Обрадованный столь здравым рассуждением юного царя, митрополит Макарий воскликнул:
— Сам Господь внушил тебе намерение, столь вожделенное для подданных твоих! Благословляю его именем Отца нашего Небесного.
Решение было поддержано всеми боярами — по слухам, многие из них проливали слезы умиления, а некоторые затаили в сердцах глубокую радость, предвкушая, что, может быть, их дитя будет избрано для венчания с государем.
Знатные сановники, окольничие, дьяки принялись по приказанию царя объезжать всю Россию, чтобы видеть девиц благородных и представить лучших из них государю. Среди них была и Авдотья…
Однако Иоанн предпочел Анастасию, дочь вдовы Захарьиной, муж которой, Роман Юрьевич, был окольничим. Эта Анастасия была, по словам Авдотьи, «немкой», ибо предок ее, Андрей Кобыла, въехал в Россию в XIV веке из Пруссии.

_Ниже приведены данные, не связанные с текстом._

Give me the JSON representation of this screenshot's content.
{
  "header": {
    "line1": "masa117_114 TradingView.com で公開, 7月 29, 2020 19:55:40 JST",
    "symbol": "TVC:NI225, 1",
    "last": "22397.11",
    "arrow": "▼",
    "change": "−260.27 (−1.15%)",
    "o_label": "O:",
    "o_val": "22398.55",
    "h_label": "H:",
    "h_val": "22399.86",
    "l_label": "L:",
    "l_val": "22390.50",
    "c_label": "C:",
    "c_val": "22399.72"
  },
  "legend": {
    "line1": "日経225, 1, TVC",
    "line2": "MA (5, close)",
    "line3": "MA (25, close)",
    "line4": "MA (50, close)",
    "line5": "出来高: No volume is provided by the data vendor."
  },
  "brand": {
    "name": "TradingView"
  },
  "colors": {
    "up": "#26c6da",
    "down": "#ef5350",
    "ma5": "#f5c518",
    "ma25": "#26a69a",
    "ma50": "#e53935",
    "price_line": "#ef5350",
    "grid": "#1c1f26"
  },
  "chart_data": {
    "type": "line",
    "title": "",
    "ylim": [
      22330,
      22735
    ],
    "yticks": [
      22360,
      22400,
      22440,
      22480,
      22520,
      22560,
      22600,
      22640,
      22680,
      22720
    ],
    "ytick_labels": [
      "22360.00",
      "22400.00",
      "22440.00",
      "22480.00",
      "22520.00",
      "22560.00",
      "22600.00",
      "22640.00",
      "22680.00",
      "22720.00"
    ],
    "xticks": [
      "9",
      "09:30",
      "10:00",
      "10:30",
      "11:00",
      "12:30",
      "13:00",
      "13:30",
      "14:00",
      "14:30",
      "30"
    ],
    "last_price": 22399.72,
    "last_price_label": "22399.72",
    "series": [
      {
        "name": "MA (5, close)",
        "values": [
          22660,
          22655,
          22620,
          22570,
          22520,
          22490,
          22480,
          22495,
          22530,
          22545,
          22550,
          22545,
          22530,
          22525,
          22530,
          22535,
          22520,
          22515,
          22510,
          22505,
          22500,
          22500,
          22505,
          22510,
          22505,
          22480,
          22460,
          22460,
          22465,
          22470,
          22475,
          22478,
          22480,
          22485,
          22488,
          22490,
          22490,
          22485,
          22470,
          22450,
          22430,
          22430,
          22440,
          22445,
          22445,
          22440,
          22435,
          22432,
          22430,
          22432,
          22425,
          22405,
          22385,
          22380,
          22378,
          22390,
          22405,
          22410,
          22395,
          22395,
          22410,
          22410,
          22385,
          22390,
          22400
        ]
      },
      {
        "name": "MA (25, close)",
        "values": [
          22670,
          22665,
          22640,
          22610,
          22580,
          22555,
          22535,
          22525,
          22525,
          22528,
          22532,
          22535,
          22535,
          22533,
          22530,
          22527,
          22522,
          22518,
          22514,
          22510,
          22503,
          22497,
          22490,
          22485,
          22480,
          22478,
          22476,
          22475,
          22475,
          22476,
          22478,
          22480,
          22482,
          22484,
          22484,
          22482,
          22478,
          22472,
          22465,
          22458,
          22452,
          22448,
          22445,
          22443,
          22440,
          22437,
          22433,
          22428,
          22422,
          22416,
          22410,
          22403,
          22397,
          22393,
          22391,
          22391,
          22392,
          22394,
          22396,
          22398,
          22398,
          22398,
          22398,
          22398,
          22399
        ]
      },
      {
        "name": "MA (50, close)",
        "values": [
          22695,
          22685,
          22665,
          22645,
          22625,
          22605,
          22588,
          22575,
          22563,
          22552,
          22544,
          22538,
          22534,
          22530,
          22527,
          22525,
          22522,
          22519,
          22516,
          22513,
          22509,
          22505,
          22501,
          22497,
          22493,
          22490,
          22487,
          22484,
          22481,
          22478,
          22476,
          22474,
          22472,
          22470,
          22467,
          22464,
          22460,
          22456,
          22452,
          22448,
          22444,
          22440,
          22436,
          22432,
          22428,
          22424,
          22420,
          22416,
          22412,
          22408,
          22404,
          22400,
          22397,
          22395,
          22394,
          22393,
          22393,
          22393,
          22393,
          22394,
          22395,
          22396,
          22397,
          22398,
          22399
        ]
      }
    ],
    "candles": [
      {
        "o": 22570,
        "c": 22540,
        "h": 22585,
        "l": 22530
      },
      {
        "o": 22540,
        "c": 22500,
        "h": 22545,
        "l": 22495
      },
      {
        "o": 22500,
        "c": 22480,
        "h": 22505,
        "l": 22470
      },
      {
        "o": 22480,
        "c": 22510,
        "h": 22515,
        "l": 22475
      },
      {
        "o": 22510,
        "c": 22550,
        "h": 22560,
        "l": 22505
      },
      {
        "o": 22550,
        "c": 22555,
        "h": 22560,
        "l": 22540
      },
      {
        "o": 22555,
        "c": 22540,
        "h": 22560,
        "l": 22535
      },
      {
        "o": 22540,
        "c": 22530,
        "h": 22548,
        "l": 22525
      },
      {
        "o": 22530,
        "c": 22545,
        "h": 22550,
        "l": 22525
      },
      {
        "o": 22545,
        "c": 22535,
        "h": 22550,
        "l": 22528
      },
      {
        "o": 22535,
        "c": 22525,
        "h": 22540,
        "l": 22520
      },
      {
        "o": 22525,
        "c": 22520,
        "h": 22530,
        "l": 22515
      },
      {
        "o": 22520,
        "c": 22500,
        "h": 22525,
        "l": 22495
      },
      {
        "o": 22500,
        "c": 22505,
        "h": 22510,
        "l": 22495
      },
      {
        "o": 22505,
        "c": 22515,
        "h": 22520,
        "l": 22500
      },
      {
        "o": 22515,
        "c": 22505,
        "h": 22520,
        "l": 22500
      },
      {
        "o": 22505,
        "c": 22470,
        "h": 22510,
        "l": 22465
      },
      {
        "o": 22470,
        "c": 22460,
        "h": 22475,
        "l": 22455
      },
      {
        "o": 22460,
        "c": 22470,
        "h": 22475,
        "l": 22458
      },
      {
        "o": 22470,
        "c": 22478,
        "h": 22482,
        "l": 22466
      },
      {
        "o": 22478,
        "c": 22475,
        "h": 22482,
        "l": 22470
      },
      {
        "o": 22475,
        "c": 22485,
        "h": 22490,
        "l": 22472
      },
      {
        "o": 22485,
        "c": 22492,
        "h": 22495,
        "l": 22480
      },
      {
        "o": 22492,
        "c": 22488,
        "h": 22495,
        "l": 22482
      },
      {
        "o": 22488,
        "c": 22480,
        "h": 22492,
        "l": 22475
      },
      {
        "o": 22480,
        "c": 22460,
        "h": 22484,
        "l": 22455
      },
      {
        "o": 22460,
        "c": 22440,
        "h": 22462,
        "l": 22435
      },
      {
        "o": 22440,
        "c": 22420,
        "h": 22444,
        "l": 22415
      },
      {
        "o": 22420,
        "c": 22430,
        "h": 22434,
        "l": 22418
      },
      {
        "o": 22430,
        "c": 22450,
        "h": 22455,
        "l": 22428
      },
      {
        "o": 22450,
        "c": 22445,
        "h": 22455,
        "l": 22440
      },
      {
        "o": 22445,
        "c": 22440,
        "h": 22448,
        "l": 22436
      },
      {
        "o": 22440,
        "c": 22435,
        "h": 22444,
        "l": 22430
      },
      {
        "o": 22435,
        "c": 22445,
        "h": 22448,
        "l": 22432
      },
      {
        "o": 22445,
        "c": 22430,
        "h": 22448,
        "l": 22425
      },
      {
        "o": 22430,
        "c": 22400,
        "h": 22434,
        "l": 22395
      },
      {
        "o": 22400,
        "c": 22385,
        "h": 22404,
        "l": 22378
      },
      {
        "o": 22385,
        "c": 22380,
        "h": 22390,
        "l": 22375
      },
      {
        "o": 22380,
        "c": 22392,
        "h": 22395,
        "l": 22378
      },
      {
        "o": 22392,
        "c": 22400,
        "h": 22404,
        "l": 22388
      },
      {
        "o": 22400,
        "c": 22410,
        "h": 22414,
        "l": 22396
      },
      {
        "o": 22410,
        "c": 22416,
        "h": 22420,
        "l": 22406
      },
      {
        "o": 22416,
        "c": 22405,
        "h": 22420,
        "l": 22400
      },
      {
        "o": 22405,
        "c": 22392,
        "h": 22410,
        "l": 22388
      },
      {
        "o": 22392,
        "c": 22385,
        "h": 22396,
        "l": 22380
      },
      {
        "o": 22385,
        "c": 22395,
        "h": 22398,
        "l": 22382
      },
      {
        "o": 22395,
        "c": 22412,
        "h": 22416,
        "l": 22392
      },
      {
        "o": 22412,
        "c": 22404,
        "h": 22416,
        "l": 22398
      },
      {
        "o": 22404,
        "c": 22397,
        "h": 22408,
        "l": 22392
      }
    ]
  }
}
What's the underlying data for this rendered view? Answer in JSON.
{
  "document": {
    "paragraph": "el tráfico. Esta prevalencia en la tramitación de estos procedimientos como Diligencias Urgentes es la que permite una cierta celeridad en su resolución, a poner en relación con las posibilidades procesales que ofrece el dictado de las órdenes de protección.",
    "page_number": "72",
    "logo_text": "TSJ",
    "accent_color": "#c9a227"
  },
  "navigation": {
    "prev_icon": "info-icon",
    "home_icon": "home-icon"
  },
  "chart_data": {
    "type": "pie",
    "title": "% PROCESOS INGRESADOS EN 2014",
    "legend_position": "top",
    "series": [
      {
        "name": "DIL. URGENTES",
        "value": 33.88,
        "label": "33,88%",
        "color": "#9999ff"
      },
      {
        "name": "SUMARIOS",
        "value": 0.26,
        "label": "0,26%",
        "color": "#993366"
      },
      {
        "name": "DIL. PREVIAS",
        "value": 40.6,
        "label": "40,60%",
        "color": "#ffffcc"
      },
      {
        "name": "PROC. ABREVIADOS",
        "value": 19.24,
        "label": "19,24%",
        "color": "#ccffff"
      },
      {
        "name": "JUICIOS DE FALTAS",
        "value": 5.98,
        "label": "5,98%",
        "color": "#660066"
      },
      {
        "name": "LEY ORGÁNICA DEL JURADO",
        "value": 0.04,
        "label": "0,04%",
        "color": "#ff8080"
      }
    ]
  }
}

Но не знатность, а личные достоинства девушки оправдали выбор царя.
Анастасия, воспитанная в уединении, в строгости и молитве, была целомудренна, смиренна, набожна, чувствительна… и к тому же умна, как утверждают. Кроме того, Анастасия Захарьина была очень красива — а это считалось необходимым условием для царской невесты.